A couple of simple techniques can get very close to 1 byte per character for most scripts and 2 bytes per character for CJK, with less overhead (fewer bytes for length, no terminator, no padding) than the current format. It could be much simpler than SCSU. (4-byte padding still needs to be applied, unless we radically rethink the resource bundle data format.)
A patch with this implementation is attached to this page. It only calculates the compressed length but does not actually write strings in compressed form.
In the resource bundle header, we would probably store the number of compressed strings (1 int), the number of UChars that they will decompress to (incl. 1 or 2 for the length and 1 for the NUL; 1 int), and the three window start code points (3 * uint16_t, omitting the bottom 7 bits of each).
There will be some unused byte combinations. We might want to store a version number for the compression scheme in a few header bits, outside the .res formatVersion.
Results from an almost-ICU4C 4.2 build from a slightly modified svn r25919:
.dat file size: 16,011,616 bytes
We should consider general-purpose compression for very long, hard-to-compress strings, at least ones that are rarely accessed, like the CJK collation tailoring rules. See the General-Purpose Compression page for a general discussion.
We could probably use the same new string resource type as for the simpler compression scheme(s), and distinguish in the first byte of the compressed string. We would want to store both the UTF-16 length (for allocation of the decompressed string) and the number of bytes (to pass to the decompressor) before the compressed bytes.
The ICU4C API returns a string as a pointer to its NUL-terminated UChars, as stored in the current format. If we compress strings in any way, then we need to decompress them at runtime and cache them until the resource bundle is released.

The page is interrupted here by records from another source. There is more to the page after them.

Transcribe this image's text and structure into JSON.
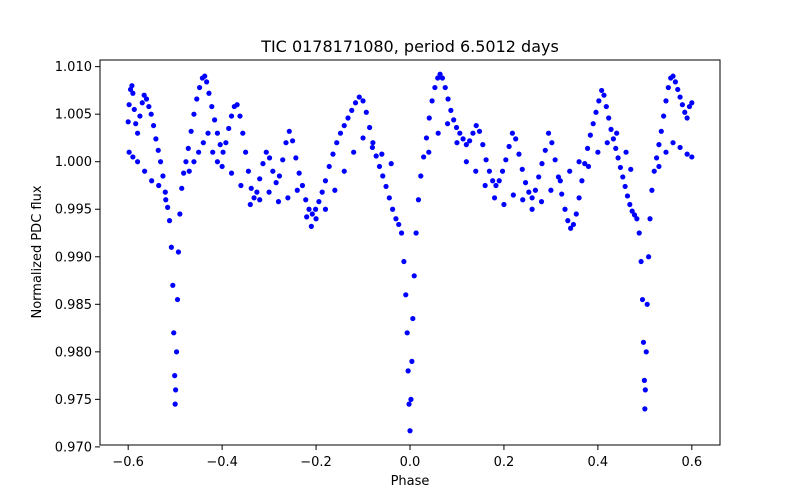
{
  "chart_data": {
    "type": "scatter",
    "title": "TIC 0178171080, period 6.5012 days",
    "xlabel": "Phase",
    "ylabel": "Normalized PDC flux",
    "xlim": [
      -0.66,
      0.66
    ],
    "ylim": [
      0.9702,
      1.0107
    ],
    "x_ticks": [
      -0.6,
      -0.4,
      -0.2,
      0.0,
      0.2,
      0.4,
      0.6
    ],
    "x_tick_labels": [
      "−0.6",
      "−0.4",
      "−0.2",
      "0.0",
      "0.2",
      "0.4",
      "0.6"
    ],
    "y_ticks": [
      0.97,
      0.975,
      0.98,
      0.985,
      0.99,
      0.995,
      1.0,
      1.005,
      1.01
    ],
    "y_tick_labels": [
      "0.970",
      "0.975",
      "0.980",
      "0.985",
      "0.990",
      "0.995",
      "1.000",
      "1.005",
      "1.010"
    ],
    "marker_color": "#0000ff",
    "grid": false,
    "series": [
      {
        "marker": "circle",
        "points": [
          [
            -0.6,
            1.0042
          ],
          [
            -0.598,
            1.006
          ],
          [
            -0.595,
            1.0076
          ],
          [
            -0.592,
            1.008
          ],
          [
            -0.59,
            1.0072
          ],
          [
            -0.587,
            1.0055
          ],
          [
            -0.584,
            1.004
          ],
          [
            -0.58,
            1.003
          ],
          [
            -0.575,
            1.0048
          ],
          [
            -0.57,
            1.0062
          ],
          [
            -0.566,
            1.007
          ],
          [
            -0.561,
            1.0066
          ],
          [
            -0.556,
            1.0058
          ],
          [
            -0.551,
            1.005
          ],
          [
            -0.546,
            1.0038
          ],
          [
            -0.541,
            1.0024
          ],
          [
            -0.536,
            1.0012
          ],
          [
            -0.531,
            1.0
          ],
          [
            -0.526,
            0.9985
          ],
          [
            -0.521,
            0.9968
          ],
          [
            -0.516,
            0.9952
          ],
          [
            -0.512,
            0.9938
          ],
          [
            -0.508,
            0.991
          ],
          [
            -0.505,
            0.987
          ],
          [
            -0.503,
            0.982
          ],
          [
            -0.501,
            0.9775
          ],
          [
            -0.5,
            0.9745
          ],
          [
            -0.499,
            0.976
          ],
          [
            -0.497,
            0.98
          ],
          [
            -0.495,
            0.9855
          ],
          [
            -0.493,
            0.9905
          ],
          [
            -0.49,
            0.9945
          ],
          [
            -0.486,
            0.9972
          ],
          [
            -0.482,
            0.9988
          ],
          [
            -0.477,
            1.0
          ],
          [
            -0.472,
            1.0014
          ],
          [
            -0.466,
            1.0032
          ],
          [
            -0.46,
            1.005
          ],
          [
            -0.454,
            1.0066
          ],
          [
            -0.448,
            1.0078
          ],
          [
            -0.442,
            1.0088
          ],
          [
            -0.437,
            1.009
          ],
          [
            -0.433,
            1.0084
          ],
          [
            -0.428,
            1.0072
          ],
          [
            -0.422,
            1.0058
          ],
          [
            -0.416,
            1.0044
          ],
          [
            -0.41,
            1.003
          ],
          [
            -0.404,
            1.0018
          ],
          [
            -0.398,
            1.001
          ],
          [
            -0.392,
            1.002
          ],
          [
            -0.386,
            1.0035
          ],
          [
            -0.38,
            1.0048
          ],
          [
            -0.374,
            1.0058
          ],
          [
            -0.368,
            1.006
          ],
          [
            -0.362,
            1.0048
          ],
          [
            -0.356,
            1.003
          ],
          [
            -0.35,
            1.001
          ],
          [
            -0.344,
            0.999
          ],
          [
            -0.338,
            0.9972
          ],
          [
            -0.332,
            0.9962
          ],
          [
            -0.326,
            0.9968
          ],
          [
            -0.32,
            0.9982
          ],
          [
            -0.313,
            0.9998
          ],
          [
            -0.306,
            1.001
          ],
          [
            -0.299,
            1.0004
          ],
          [
            -0.292,
            0.999
          ],
          [
            -0.285,
            0.9978
          ],
          [
            -0.278,
            0.9985
          ],
          [
            -0.271,
            1.0002
          ],
          [
            -0.264,
            1.002
          ],
          [
            -0.257,
            1.0032
          ],
          [
            -0.25,
            1.0022
          ],
          [
            -0.243,
            1.0004
          ],
          [
            -0.236,
            0.9988
          ],
          [
            -0.229,
            0.9975
          ],
          [
            -0.222,
            0.996
          ],
          [
            -0.215,
            0.995
          ],
          [
            -0.208,
            0.9945
          ],
          [
            -0.201,
            0.995
          ],
          [
            -0.194,
            0.9958
          ],
          [
            -0.187,
            0.9968
          ],
          [
            -0.18,
            0.998
          ],
          [
            -0.172,
            0.9995
          ],
          [
            -0.164,
            1.0008
          ],
          [
            -0.156,
            1.002
          ],
          [
            -0.148,
            1.003
          ],
          [
            -0.14,
            1.0038
          ],
          [
            -0.132,
            1.0046
          ],
          [
            -0.124,
            1.0054
          ],
          [
            -0.116,
            1.0062
          ],
          [
            -0.108,
            1.0068
          ],
          [
            -0.1,
            1.0064
          ],
          [
            -0.093,
            1.0052
          ],
          [
            -0.086,
            1.0036
          ],
          [
            -0.079,
            1.002
          ],
          [
            -0.072,
            1.0006
          ],
          [
            -0.065,
            0.9995
          ],
          [
            -0.058,
            0.9985
          ],
          [
            -0.051,
            0.9974
          ],
          [
            -0.044,
            0.9962
          ],
          [
            -0.037,
            0.995
          ],
          [
            -0.03,
            0.994
          ],
          [
            -0.024,
            0.9934
          ],
          [
            -0.018,
            0.9925
          ],
          [
            -0.013,
            0.9895
          ],
          [
            -0.009,
            0.986
          ],
          [
            -0.006,
            0.982
          ],
          [
            -0.004,
            0.978
          ],
          [
            -0.002,
            0.9745
          ],
          [
            0.0,
            0.9717
          ],
          [
            0.002,
            0.975
          ],
          [
            0.004,
            0.979
          ],
          [
            0.006,
            0.9835
          ],
          [
            0.009,
            0.988
          ],
          [
            0.013,
            0.9925
          ],
          [
            0.018,
            0.996
          ],
          [
            0.023,
            0.9985
          ],
          [
            0.029,
            1.0005
          ],
          [
            0.035,
            1.0025
          ],
          [
            0.041,
            1.0046
          ],
          [
            0.047,
            1.0064
          ],
          [
            0.053,
            1.0078
          ],
          [
            0.059,
            1.0088
          ],
          [
            0.064,
            1.0092
          ],
          [
            0.069,
            1.0088
          ],
          [
            0.075,
            1.0078
          ],
          [
            0.081,
            1.0066
          ],
          [
            0.087,
            1.0054
          ],
          [
            0.093,
            1.0044
          ],
          [
            0.099,
            1.0036
          ],
          [
            0.106,
            1.003
          ],
          [
            0.113,
            1.0024
          ],
          [
            0.12,
            1.0018
          ],
          [
            0.127,
            1.0022
          ],
          [
            0.134,
            1.003
          ],
          [
            0.141,
            1.0038
          ],
          [
            0.148,
            1.0032
          ],
          [
            0.155,
            1.0018
          ],
          [
            0.162,
            1.0002
          ],
          [
            0.169,
            0.999
          ],
          [
            0.176,
            0.998
          ],
          [
            0.183,
            0.9975
          ],
          [
            0.19,
            0.998
          ],
          [
            0.197,
            0.999
          ],
          [
            0.204,
            1.0002
          ],
          [
            0.211,
            1.0016
          ],
          [
            0.218,
            1.003
          ],
          [
            0.225,
            1.0024
          ],
          [
            0.232,
            1.0008
          ],
          [
            0.239,
            0.9992
          ],
          [
            0.246,
            0.9978
          ],
          [
            0.253,
            0.9968
          ],
          [
            0.26,
            0.9962
          ],
          [
            0.267,
            0.997
          ],
          [
            0.274,
            0.9984
          ],
          [
            0.281,
            0.9998
          ],
          [
            0.288,
            1.0012
          ],
          [
            0.295,
            1.003
          ],
          [
            0.302,
            1.002
          ],
          [
            0.309,
            1.0002
          ],
          [
            0.316,
            0.9984
          ],
          [
            0.323,
            0.9966
          ],
          [
            0.33,
            0.995
          ],
          [
            0.336,
            0.9938
          ],
          [
            0.342,
            0.993
          ],
          [
            0.348,
            0.9934
          ],
          [
            0.354,
            0.9945
          ],
          [
            0.36,
            0.9962
          ],
          [
            0.366,
            0.998
          ],
          [
            0.372,
            0.9998
          ],
          [
            0.378,
            1.0014
          ],
          [
            0.384,
            1.0028
          ],
          [
            0.39,
            1.004
          ],
          [
            0.396,
            1.0052
          ],
          [
            0.402,
            1.0064
          ],
          [
            0.408,
            1.0075
          ],
          [
            0.413,
            1.007
          ],
          [
            0.418,
            1.0058
          ],
          [
            0.423,
            1.0046
          ],
          [
            0.428,
            1.0034
          ],
          [
            0.433,
            1.0024
          ],
          [
            0.438,
            1.0014
          ],
          [
            0.443,
            1.0004
          ],
          [
            0.448,
            0.9994
          ],
          [
            0.453,
            0.9984
          ],
          [
            0.458,
            0.9974
          ],
          [
            0.463,
            0.9964
          ],
          [
            0.468,
            0.9955
          ],
          [
            0.473,
            0.9948
          ],
          [
            0.478,
            0.9944
          ],
          [
            0.483,
            0.994
          ],
          [
            0.488,
            0.9925
          ],
          [
            0.492,
            0.9895
          ],
          [
            0.495,
            0.9855
          ],
          [
            0.497,
            0.981
          ],
          [
            0.499,
            0.977
          ],
          [
            0.5,
            0.974
          ],
          [
            0.501,
            0.976
          ],
          [
            0.503,
            0.98
          ],
          [
            0.505,
            0.985
          ],
          [
            0.508,
            0.99
          ],
          [
            0.511,
            0.994
          ],
          [
            0.515,
            0.997
          ],
          [
            0.52,
            0.999
          ],
          [
            0.525,
            1.0004
          ],
          [
            0.53,
            1.0018
          ],
          [
            0.535,
            1.0032
          ],
          [
            0.54,
            1.0048
          ],
          [
            0.545,
            1.0064
          ],
          [
            0.55,
            1.0078
          ],
          [
            0.555,
            1.0088
          ],
          [
            0.56,
            1.009
          ],
          [
            0.565,
            1.0084
          ],
          [
            0.57,
            1.0076
          ],
          [
            0.575,
            1.0068
          ],
          [
            0.58,
            1.006
          ],
          [
            0.585,
            1.0052
          ],
          [
            0.59,
            1.0046
          ],
          [
            0.595,
            1.0058
          ],
          [
            0.6,
            1.0062
          ],
          [
            -0.598,
            1.001
          ],
          [
            -0.59,
            1.0005
          ],
          [
            -0.58,
            1.0
          ],
          [
            -0.565,
            0.999
          ],
          [
            -0.55,
            0.998
          ],
          [
            -0.535,
            0.9975
          ],
          [
            -0.52,
            0.996
          ],
          [
            -0.47,
            0.999
          ],
          [
            -0.46,
            1.0
          ],
          [
            -0.45,
            1.001
          ],
          [
            -0.44,
            1.002
          ],
          [
            -0.43,
            1.003
          ],
          [
            -0.42,
            1.001
          ],
          [
            -0.41,
            1.0
          ],
          [
            -0.4,
            0.9995
          ],
          [
            -0.38,
            0.9988
          ],
          [
            -0.36,
            0.9975
          ],
          [
            -0.34,
            0.9955
          ],
          [
            -0.32,
            0.996
          ],
          [
            -0.3,
            0.9968
          ],
          [
            -0.28,
            0.9958
          ],
          [
            -0.26,
            0.9962
          ],
          [
            -0.24,
            0.997
          ],
          [
            -0.22,
            0.9942
          ],
          [
            -0.21,
            0.9932
          ],
          [
            -0.2,
            0.994
          ],
          [
            -0.18,
            0.995
          ],
          [
            -0.16,
            0.997
          ],
          [
            -0.14,
            0.999
          ],
          [
            -0.12,
            1.001
          ],
          [
            -0.1,
            1.0025
          ],
          [
            -0.08,
            1.0015
          ],
          [
            -0.06,
            1.0008
          ],
          [
            -0.04,
            0.9998
          ],
          [
            0.04,
            1.001
          ],
          [
            0.06,
            1.003
          ],
          [
            0.08,
            1.004
          ],
          [
            0.1,
            1.002
          ],
          [
            0.12,
            1.0
          ],
          [
            0.14,
            0.999
          ],
          [
            0.16,
            0.9975
          ],
          [
            0.18,
            0.9962
          ],
          [
            0.2,
            0.9955
          ],
          [
            0.22,
            0.9965
          ],
          [
            0.24,
            0.996
          ],
          [
            0.26,
            0.995
          ],
          [
            0.28,
            0.9958
          ],
          [
            0.3,
            0.997
          ],
          [
            0.32,
            0.998
          ],
          [
            0.34,
            0.999
          ],
          [
            0.36,
            1.0
          ],
          [
            0.38,
            0.9995
          ],
          [
            0.4,
            1.001
          ],
          [
            0.42,
            1.002
          ],
          [
            0.44,
            1.003
          ],
          [
            0.46,
            1.001
          ],
          [
            0.47,
            0.9992
          ],
          [
            0.53,
            0.9995
          ],
          [
            0.545,
            1.001
          ],
          [
            0.56,
            1.002
          ],
          [
            0.575,
            1.0015
          ],
          [
            0.59,
            1.0008
          ],
          [
            0.6,
            1.0005
          ]
        ]
      }
    ]
  }
}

Decompression and caching need to be synchronized (mutexed).
For incremental decompression we should try to do incremental memory allocation so that only a small amount of heap memory is used when few strings are accessed.

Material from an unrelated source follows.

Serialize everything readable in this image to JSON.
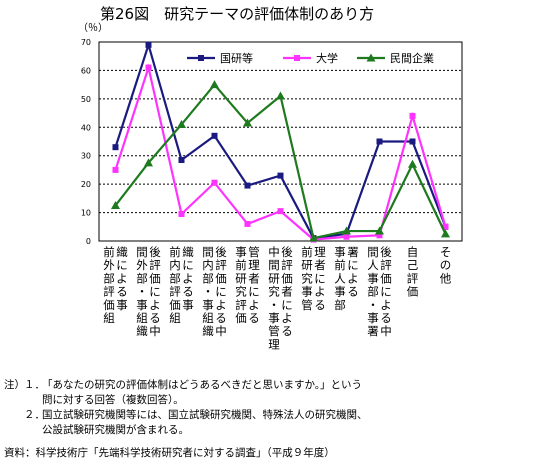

We could try to not synchronize and cache strings if they are accessed via APIs that do not simply return the const UChar * pointer, for example ures_getUTF8String() and ures_getUnicodeString().
We should look at alias resource items which are currently stored just like strings in UTF-16. Do they need to be in Unicode? Can they be in invariant characters (char *) like keys? Or in ASCII or UTF-8? (They are relatively few and small though.)
If we store compressed strings with a NUL terminator instead of their length, then we can use suffix-sharing. (See the Keys page.)
We could store all "container" types (tables and arrays) in one contiguous block, most easily at the end of the bundle. At runtime, we could copy this part into heap memory, and when we decompressed a string and stored it in the cache, we could modify its resource item word in the heap copy so that next time we see a standard UTF-16 string resource type. We would probably have to be careful with memory ordering issues on some CPUs. (That is, access to a resource item in a heap table/array would probably have to be guarded by UMTX_CHECK().)